Airdate: 29 June 2013
- Niedzica → Lviv, Ukraine
- Lviv (Market Square – Adonis Fountain)
- Lviv (Lviv Railway Station) → Kyiv (Kyiv-Pasazhyrskyi Railway Station)
- Kyiv (Kyiv-Mohyla Academy)
- Kyiv (Protasiv Yar Ski Resort)
- Kyiv (Lviv Handmade Chocolate)
- Kyiv (Mamayeva Sloboda)
- Kyiv (Independence Square – Central Post Office)
- Kyiv (Sophia Square)

For coming last on the previous leg, Oleksiy & Olena had to gather 50 people in the market square and have them perform the wave before they could continue racing.

In the series' final Roadblock, one team member had to snow tube down a hill, memorizing a series of flags from the countries they visited on the way down. At the bottom, they would have to arrange them in the correct order (United Arab Emirates, Sri Lanka, Singapore, Philippines, South Africa, Netherlands, Poland, and Ukraine) to receive their next clue.

The series's final Detour was a choice between Глечик (Hlechyk – Pot) and Гарбуз (Harbuz – Pumpkin). In Hlechyk, teams had to knock down six clay pots using a whip. In Harbuz, teams had to slash clean through six pumpkins with a saber in one slash each. At the end of either Detour, teams had to climb a slippery snow hill to receive their next clue.

- Additional tasks
- Upon arrival in Kyiv, teams had to find a marked taxi who would give them their next clue.
- At the library at Kyiv-Mohyla Academy, teams had to search the bookshelves for a marked book.
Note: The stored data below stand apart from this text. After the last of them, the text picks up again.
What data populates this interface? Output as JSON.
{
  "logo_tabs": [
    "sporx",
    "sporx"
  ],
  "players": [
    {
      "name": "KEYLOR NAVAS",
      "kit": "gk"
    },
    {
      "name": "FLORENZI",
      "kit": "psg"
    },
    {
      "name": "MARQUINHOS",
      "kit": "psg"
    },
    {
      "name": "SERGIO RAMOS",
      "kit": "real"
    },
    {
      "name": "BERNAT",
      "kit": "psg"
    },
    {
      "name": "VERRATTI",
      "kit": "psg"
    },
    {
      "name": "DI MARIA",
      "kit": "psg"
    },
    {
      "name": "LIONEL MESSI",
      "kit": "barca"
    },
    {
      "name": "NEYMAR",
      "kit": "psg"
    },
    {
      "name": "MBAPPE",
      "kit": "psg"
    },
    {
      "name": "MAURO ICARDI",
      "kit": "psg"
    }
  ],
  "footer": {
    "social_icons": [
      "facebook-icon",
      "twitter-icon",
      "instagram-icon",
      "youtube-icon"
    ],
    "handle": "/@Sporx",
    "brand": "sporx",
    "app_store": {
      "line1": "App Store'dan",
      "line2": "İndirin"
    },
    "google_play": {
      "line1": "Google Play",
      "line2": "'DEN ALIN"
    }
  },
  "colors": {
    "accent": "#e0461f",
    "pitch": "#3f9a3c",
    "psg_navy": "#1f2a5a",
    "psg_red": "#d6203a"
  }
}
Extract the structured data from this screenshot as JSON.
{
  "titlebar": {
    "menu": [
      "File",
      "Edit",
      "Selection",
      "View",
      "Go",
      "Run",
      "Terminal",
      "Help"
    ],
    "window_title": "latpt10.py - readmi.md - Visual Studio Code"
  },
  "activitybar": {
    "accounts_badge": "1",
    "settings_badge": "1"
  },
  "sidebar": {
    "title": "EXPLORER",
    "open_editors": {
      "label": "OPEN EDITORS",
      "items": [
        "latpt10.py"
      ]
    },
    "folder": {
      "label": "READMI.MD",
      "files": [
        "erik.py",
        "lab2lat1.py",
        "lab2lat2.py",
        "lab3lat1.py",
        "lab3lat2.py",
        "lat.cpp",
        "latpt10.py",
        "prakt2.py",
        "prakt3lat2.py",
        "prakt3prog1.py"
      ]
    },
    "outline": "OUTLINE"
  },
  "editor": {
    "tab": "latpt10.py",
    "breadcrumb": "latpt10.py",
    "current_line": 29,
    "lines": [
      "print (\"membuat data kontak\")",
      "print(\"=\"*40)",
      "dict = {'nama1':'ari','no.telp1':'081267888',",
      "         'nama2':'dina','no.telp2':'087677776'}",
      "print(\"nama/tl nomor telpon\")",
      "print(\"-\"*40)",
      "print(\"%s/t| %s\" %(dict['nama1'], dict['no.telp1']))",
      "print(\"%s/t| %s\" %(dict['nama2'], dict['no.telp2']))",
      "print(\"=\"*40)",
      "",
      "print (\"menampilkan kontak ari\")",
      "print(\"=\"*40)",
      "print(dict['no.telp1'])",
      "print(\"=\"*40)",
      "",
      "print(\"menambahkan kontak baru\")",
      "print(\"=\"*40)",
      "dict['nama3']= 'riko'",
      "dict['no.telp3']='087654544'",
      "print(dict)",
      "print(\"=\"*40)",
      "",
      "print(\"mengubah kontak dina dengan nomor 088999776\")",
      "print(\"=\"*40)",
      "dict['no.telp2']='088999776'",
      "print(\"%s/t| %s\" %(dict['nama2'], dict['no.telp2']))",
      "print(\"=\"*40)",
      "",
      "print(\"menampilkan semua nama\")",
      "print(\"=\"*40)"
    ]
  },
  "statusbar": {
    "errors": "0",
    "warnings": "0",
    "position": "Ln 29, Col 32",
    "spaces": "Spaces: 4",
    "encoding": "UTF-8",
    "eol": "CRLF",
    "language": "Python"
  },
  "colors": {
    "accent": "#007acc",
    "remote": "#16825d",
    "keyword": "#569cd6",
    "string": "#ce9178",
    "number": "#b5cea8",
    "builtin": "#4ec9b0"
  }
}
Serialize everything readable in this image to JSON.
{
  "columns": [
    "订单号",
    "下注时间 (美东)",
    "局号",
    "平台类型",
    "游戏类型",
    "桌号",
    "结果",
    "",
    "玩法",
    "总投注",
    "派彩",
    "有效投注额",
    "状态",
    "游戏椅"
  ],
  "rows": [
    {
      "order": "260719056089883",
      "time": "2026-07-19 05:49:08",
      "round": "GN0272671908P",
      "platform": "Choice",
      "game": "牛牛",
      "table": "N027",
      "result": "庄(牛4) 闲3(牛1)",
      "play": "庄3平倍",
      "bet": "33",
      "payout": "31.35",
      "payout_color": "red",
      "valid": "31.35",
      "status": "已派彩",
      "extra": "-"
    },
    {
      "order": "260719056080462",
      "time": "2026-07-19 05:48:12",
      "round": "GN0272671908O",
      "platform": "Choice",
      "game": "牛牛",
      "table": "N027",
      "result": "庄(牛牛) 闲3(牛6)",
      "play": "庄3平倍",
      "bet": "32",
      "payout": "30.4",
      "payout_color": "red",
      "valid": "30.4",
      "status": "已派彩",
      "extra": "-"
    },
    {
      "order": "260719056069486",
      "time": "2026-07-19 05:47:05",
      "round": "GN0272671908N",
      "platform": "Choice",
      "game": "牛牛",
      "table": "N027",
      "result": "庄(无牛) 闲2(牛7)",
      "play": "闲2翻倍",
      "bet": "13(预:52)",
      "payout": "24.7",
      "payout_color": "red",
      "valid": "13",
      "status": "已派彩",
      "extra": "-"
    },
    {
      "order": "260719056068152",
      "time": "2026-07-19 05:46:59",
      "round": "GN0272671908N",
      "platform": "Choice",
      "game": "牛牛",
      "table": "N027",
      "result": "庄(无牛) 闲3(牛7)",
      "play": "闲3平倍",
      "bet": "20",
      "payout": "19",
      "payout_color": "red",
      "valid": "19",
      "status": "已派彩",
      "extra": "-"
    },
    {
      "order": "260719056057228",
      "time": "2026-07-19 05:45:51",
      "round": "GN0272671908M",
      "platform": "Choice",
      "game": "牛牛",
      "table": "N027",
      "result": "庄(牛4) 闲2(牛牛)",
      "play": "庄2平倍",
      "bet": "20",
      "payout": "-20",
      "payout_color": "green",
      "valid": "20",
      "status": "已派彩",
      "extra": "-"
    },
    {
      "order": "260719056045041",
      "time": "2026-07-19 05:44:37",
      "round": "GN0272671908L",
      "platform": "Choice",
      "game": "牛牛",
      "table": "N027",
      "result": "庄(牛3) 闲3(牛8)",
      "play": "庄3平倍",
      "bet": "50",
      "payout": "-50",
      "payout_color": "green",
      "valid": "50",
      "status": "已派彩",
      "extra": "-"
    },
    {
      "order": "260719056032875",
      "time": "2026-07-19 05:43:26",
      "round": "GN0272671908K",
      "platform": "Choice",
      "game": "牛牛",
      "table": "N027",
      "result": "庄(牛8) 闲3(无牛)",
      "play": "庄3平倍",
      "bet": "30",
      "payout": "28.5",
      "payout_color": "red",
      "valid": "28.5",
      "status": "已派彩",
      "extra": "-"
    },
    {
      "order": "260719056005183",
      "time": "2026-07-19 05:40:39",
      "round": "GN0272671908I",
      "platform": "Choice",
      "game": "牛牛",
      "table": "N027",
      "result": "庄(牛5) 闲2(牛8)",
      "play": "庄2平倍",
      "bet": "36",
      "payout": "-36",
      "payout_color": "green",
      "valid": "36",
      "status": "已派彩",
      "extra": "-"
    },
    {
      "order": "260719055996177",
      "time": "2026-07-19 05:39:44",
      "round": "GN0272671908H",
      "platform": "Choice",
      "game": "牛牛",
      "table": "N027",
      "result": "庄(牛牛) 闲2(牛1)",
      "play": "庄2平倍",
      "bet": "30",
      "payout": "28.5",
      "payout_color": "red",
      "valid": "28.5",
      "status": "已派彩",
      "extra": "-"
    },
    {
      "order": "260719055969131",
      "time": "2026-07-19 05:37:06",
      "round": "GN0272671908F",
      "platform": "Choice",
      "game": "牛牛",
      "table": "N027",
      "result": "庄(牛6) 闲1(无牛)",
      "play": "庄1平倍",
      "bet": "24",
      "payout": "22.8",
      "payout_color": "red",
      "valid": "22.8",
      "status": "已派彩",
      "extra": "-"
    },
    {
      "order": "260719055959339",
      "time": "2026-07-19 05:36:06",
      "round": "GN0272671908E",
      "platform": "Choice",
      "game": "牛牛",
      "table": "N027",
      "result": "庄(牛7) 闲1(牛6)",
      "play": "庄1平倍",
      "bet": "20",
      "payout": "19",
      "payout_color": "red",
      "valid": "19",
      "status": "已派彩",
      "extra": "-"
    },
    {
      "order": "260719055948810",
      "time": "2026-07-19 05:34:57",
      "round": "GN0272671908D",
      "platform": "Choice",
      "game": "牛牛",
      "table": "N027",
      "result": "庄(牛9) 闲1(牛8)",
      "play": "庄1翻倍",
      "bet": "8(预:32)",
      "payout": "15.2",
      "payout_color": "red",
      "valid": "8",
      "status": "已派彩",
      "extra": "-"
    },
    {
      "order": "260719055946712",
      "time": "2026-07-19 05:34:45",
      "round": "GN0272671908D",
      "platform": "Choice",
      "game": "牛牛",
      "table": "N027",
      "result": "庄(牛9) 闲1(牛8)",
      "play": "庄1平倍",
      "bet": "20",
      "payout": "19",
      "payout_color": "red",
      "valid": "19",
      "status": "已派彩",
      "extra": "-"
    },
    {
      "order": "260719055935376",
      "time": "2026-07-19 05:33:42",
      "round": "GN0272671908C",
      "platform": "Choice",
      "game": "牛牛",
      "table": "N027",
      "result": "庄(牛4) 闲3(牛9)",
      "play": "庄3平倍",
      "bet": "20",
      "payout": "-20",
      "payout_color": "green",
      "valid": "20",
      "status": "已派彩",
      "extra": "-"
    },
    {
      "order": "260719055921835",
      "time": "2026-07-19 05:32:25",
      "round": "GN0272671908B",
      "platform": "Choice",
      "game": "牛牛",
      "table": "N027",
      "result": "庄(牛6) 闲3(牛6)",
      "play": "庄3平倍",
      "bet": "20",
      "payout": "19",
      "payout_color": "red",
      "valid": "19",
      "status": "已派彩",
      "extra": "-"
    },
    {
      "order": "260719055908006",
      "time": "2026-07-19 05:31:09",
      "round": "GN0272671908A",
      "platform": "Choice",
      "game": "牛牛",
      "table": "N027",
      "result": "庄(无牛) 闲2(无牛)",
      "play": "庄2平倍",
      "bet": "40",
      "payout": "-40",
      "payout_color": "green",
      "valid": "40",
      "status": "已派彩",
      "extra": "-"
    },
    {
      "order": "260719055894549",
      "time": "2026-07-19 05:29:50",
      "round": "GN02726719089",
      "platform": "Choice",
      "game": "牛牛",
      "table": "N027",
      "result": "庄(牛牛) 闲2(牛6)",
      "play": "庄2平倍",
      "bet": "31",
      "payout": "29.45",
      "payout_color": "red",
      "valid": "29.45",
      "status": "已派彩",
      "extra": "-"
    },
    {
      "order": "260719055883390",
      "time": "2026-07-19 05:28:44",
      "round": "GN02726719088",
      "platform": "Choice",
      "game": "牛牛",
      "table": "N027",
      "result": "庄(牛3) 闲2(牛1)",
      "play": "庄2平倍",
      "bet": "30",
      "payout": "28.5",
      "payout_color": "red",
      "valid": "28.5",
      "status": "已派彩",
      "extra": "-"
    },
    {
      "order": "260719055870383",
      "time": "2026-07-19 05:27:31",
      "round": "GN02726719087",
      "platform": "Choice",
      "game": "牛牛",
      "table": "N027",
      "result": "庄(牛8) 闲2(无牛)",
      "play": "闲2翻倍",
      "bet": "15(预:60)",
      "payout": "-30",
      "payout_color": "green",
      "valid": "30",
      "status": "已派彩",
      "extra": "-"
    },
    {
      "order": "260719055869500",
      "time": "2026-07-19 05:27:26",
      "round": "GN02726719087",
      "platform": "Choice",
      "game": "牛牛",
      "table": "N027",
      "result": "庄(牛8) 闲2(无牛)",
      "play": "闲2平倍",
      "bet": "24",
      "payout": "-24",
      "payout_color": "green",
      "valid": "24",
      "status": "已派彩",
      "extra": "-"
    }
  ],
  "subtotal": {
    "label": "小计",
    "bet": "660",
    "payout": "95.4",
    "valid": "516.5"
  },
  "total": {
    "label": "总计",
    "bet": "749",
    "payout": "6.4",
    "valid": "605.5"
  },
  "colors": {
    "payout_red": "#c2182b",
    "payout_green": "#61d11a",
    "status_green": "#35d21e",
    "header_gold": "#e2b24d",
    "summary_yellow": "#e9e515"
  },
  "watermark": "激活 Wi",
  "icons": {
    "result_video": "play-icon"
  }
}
They then had to use a stencil to outline certain letters in the book that would reveal a password, which they could use to receive their next clue.
- At Lviv Handmade Chocolate, teams had to make 10 cups of homemade hot chocolate and sell them to people on the streets, making , to receive their next clue.
- At the Central Post Office, teams had to retrieve all the postcards that they sent during the season to receive their final clue from a mail carrier.

==Reception==
The series premiered with a 4.9% rating with a 14% share of viewers aged 18 to 54. Before the finale, casting for a second season was announced but it did not come to fruition.